I like #5  “Fast delivery is better than extreme accuracy. All data sets are dirty anyway. Find the perfect compromise between perfection and fast return.”  To me I’ve seen the team stressing about needing to get the data right.  When you’re working with existing data and trying to manipulate it to fit into a newly designed system it’s like trying to put a round peg into a square hole, it doesn’t work.  What can you do to get the most data into the new structure in the shortest possible time?  What would you need to not take?

I also agree with #12  ” You don’t have to store all your data permanently. Use smart compression techniques, and keep statistical summaries only, for old data. Don’t forget to adjust your metrics when your data changes, to keep consistency for trending purposes.”  Sometimes we get too hung up on needing to have the data.  Storage of data is not such a problem these days with Terabyte storage devices, but how often does the business need to go back to the detailed data.  Ask the questions at the start of the project.  Define the data storage needs in your business case.

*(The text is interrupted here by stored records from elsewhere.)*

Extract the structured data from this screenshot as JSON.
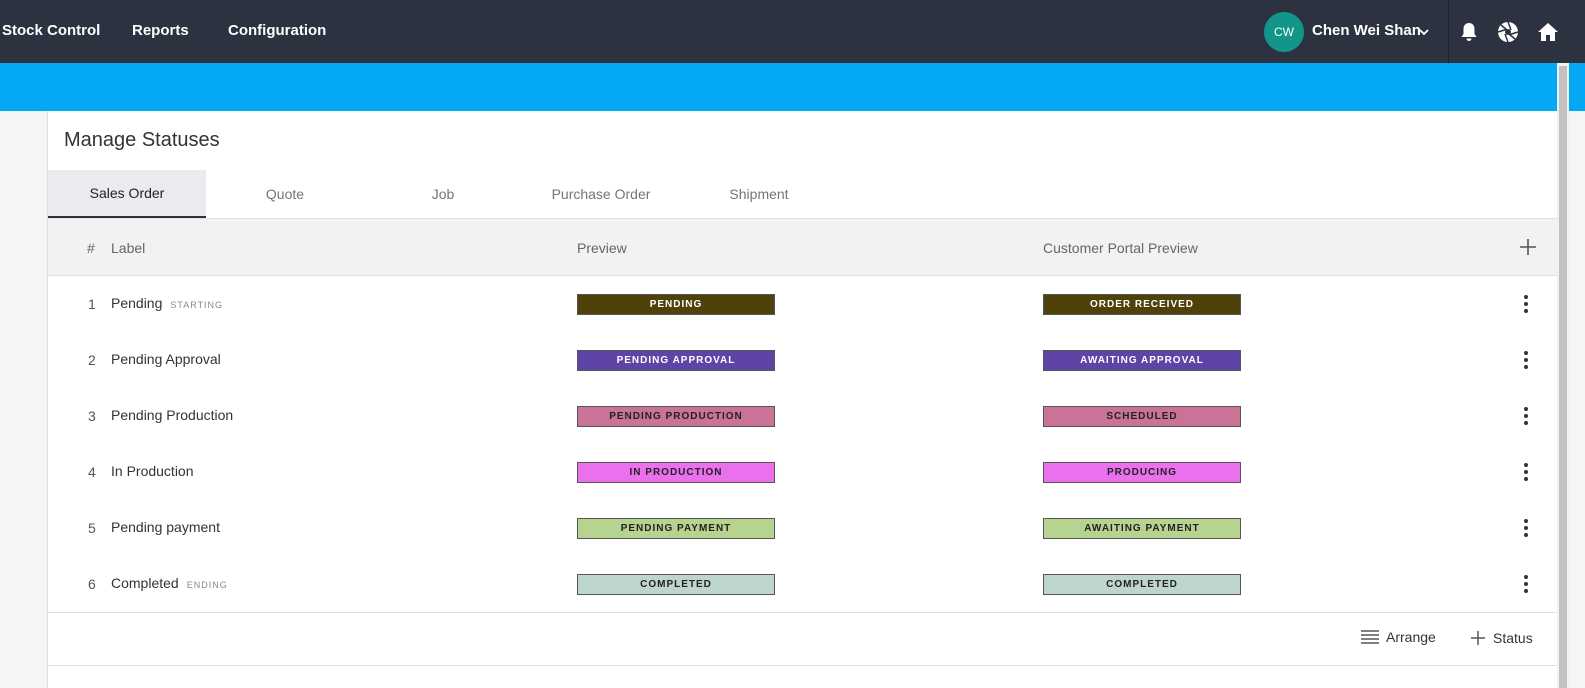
{
  "topnav": {
    "items": [
      "Stock Control",
      "Reports",
      "Configuration"
    ],
    "user": {
      "initials": "CW",
      "name": "Chen Wei Shan"
    },
    "icons": [
      "bell-icon",
      "aperture-icon",
      "home-icon"
    ]
  },
  "page": {
    "title": "Manage Statuses"
  },
  "tabs": [
    "Sales Order",
    "Quote",
    "Job",
    "Purchase Order",
    "Shipment"
  ],
  "table": {
    "headers": {
      "num": "#",
      "label": "Label",
      "preview": "Preview",
      "portal": "Customer Portal Preview"
    },
    "rows": [
      {
        "num": "1",
        "label": "Pending",
        "tag": "STARTING",
        "preview": "PENDING",
        "portal": "ORDER RECEIVED",
        "color": "#4e420a",
        "text_color": "#ffffff"
      },
      {
        "num": "2",
        "label": "Pending Approval",
        "tag": "",
        "preview": "PENDING APPROVAL",
        "portal": "AWAITING APPROVAL",
        "color": "#5f43a6",
        "text_color": "#ffffff"
      },
      {
        "num": "3",
        "label": "Pending Production",
        "tag": "",
        "preview": "PENDING PRODUCTION",
        "portal": "SCHEDULED",
        "color": "#c97396",
        "text_color": "#222222"
      },
      {
        "num": "4",
        "label": "In Production",
        "tag": "",
        "preview": "IN PRODUCTION",
        "portal": "PRODUCING",
        "color": "#ea70ee",
        "text_color": "#222222"
      },
      {
        "num": "5",
        "label": "Pending payment",
        "tag": "",
        "preview": "PENDING PAYMENT",
        "portal": "AWAITING PAYMENT",
        "color": "#b6d390",
        "text_color": "#222222"
      },
      {
        "num": "6",
        "label": "Completed",
        "tag": "ENDING",
        "preview": "COMPLETED",
        "portal": "COMPLETED",
        "color": "#bdd4cf",
        "text_color": "#222222"
      }
    ]
  },
  "footer": {
    "arrange": "Arrange",
    "add_status": "Status"
  },
  "colors": {
    "topbar": "#2d3240",
    "accent_bar": "#03a9f4",
    "avatar": "#13968a"
  }
}
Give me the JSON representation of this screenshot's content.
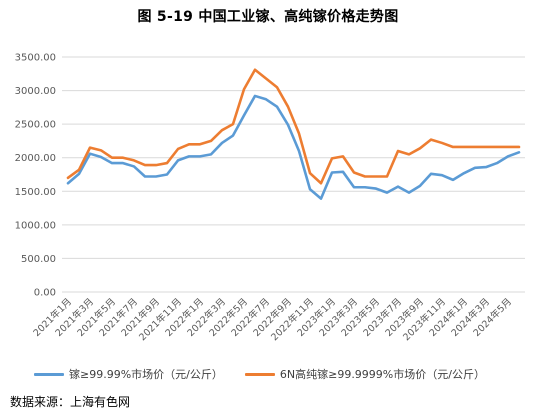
{
  "title": "图 5-19 中国工业镓、高纯镓价格走势图",
  "source": "数据来源：上海有色网",
  "chart_data": {
    "type": "line",
    "title": "图 5-19 中国工业镓、高纯镓价格走势图",
    "xlabel": "",
    "ylabel": "",
    "ylim": [
      0,
      3500
    ],
    "yticks": [
      "0.00",
      "500.00",
      "1000.00",
      "1500.00",
      "2000.00",
      "2500.00",
      "3000.00",
      "3500.00"
    ],
    "grid": true,
    "legend_position": "bottom",
    "x": [
      "2021年1月",
      "2021年2月",
      "2021年3月",
      "2021年4月",
      "2021年5月",
      "2021年6月",
      "2021年7月",
      "2021年8月",
      "2021年9月",
      "2021年10月",
      "2021年11月",
      "2021年12月",
      "2022年1月",
      "2022年2月",
      "2022年3月",
      "2022年4月",
      "2022年5月",
      "2022年6月",
      "2022年7月",
      "2022年8月",
      "2022年9月",
      "2022年10月",
      "2022年11月",
      "2022年12月",
      "2023年1月",
      "2023年2月",
      "2023年3月",
      "2023年4月",
      "2023年5月",
      "2023年6月",
      "2023年7月",
      "2023年8月",
      "2023年9月",
      "2023年10月",
      "2023年11月",
      "2023年12月",
      "2024年1月",
      "2024年2月",
      "2024年3月",
      "2024年4月",
      "2024年5月",
      "2024年6月"
    ],
    "x_tick_labels": [
      "2021年1月",
      "2021年3月",
      "2021年5月",
      "2021年7月",
      "2021年9月",
      "2021年11月",
      "2022年1月",
      "2022年3月",
      "2022年5月",
      "2022年7月",
      "2022年9月",
      "2022年11月",
      "2023年1月",
      "2023年3月",
      "2023年5月",
      "2023年7月",
      "2023年9月",
      "2023年11月",
      "2024年1月",
      "2024年3月",
      "2024年5月"
    ],
    "series": [
      {
        "name": "镓≥99.99%市场价（元/公斤）",
        "color": "#5b9bd5",
        "values": [
          1620,
          1760,
          2060,
          2010,
          1920,
          1920,
          1870,
          1720,
          1720,
          1750,
          1960,
          2020,
          2020,
          2050,
          2220,
          2330,
          2630,
          2920,
          2870,
          2760,
          2490,
          2100,
          1530,
          1390,
          1780,
          1790,
          1560,
          1560,
          1540,
          1480,
          1570,
          1480,
          1580,
          1760,
          1740,
          1670,
          1770,
          1850,
          1860,
          1920,
          2020,
          2080
        ]
      },
      {
        "name": "6N高纯镓≥99.9999%市场价（元/公斤）",
        "color": "#ed7d31",
        "values": [
          1700,
          1820,
          2150,
          2110,
          2000,
          2000,
          1960,
          1890,
          1890,
          1920,
          2130,
          2200,
          2200,
          2250,
          2410,
          2500,
          3020,
          3310,
          3180,
          3050,
          2760,
          2360,
          1770,
          1620,
          1990,
          2020,
          1780,
          1720,
          1720,
          1720,
          2100,
          2050,
          2140,
          2270,
          2220,
          2160,
          2160,
          2160,
          2160,
          2160,
          2160,
          2160
        ]
      }
    ]
  }
}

# 17 “Data + models + gut feelings + intuition is the perfect mix. Don’t remove any of these ingredients in your decision process” is my most favourite tip.  As a project manager, whilst it’s great to have data and models, what really works for me is also tuning into my gut feelings and intuition.  If something doesn’t feel right to me, it doesn’t feel right.  I go with that, and follow my instincts.  Doing this has allowed me to get better outcomes for my project owner and the business.  Trust yourself.

Consider # 19 in light of cost differential – “When do you need true real time processing? When fraud detection is critical, or when processing sensitive transactional data (credit card fraud detection, 911 calls). Other than that, delayed analytics(with a latency of a few seconds to 24 hours) is good enough.”  Too often we get caught in the story of needing real time processing.  I agree that there are certain transactions that do need to be captured real time, and the financial processing aspects are one of the situations.  A lot of other more administrative type data capture could be done at a delayed interval, without disrupting the business processing.  Again, it’s is something worth considering.

And yes what advice  #22 “Ask the right questions before purchasing software.”  How many times do we, in the process of developing the business case opt for purchasing software off the shelf just because it’s the easy option.  Of course there is also the scenario where the business owner/sponsor has been sold the software by the vendor and he/she then believe that it’s the next best thing to sliced bread and they definitely need it… that’s for another post.

How can you use at least one of these tips next time you have data related issues that arise in starting up, or during your project?